En contra de la moral puritana, que
recomienda el sacrificio en el trabajo como forma de ganar un cielo
llamado enriquecimiento material, Russell recomienda la vida ociosa. El
ocio, según el filósofo británico, no es más que la posibilidad de
desarrollar los impulsos internos creativos y expansivos, sin estar
condicionado por una autoridad externa.
Russell diferencia dos tipos de
emociones, las expansivas y las restrictivas. Las primeras, basadas en
la bondad y el espíritu creativo, serían las capacitadas para crear un
orden moral capaz de conducir al hombre a la libertad, mientras que las
segundas, entre las que se encontrarían los celos y la envidia, son la
causa de una moralidad en la que subyace un deseo de ejercer el dolor
sobre el otro. El moralista encuentra en el sufrimiento ajeno una
compensación a la tensión de reprimir sus emociones naturales. Russell
lo definirá como envidia inconsciente.
La religión, fundada principalmente en
una instrumentalización del miedo humano, fue la causante de esta forma
de moral contraria a la vida. La vida, necesariamente expansiva, se
vuelve restrictiva, y en consecuencia, el hombre infeliz y carente de
libertad.
Superar el miedo, será, para Russell, el
secreto de toda verdadera felicidad.
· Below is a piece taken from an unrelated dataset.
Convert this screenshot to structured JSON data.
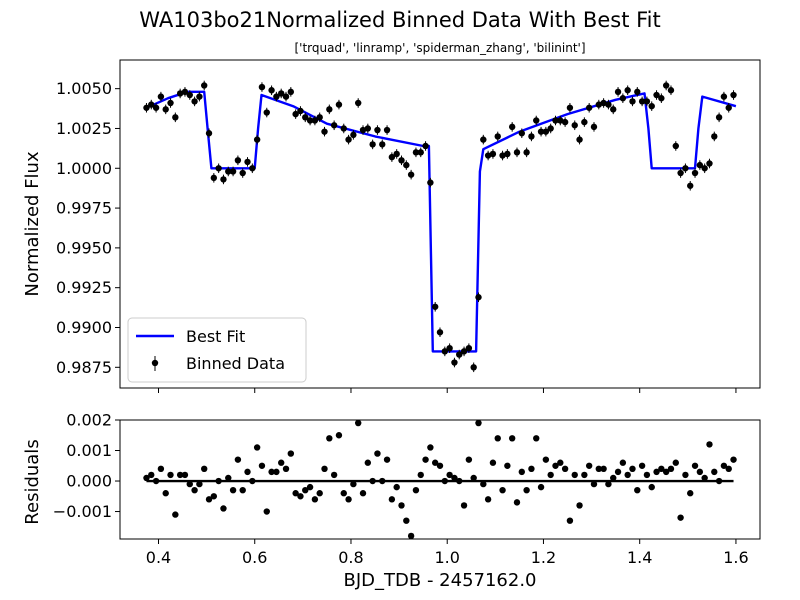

El hombre que vive expansivamente,
liberando sus impulsos creativos de bondad y afecto, está libre de toda
crueldad y permite que los otros disfruten de una misma autonomía. Toda
moral artificial significa crecimiento de la crueldad.
La filosofía de Russell es un canto al
individuo, comparable al que, en poesía, nos brindó Walt Whitman.
Perdido en la masa, el hombre no puede encontrar la felicidad, pues sin
ser un individuo, jamás encontrará la forma de realizar sus potencias
expansivas. El hombre no es lo que hace, su trabajo, sino que posee
cualidades intrínsecas que debe desarrollar para alcanzar una vida
colmada de sentido. Y estas cualidades sólo las desarrollará si supera
el miedo esencial de su corazón, alimentado por el puritanismo de
arraigo religioso, y se vuelve verdaderamente bondadoso, desprejuiciado y
poseedor de un amor luminoso y vital. Como el Whitman de Hojas de Hierba, cantando a cada paso de su periplo su amor por el mundo y por el hombre.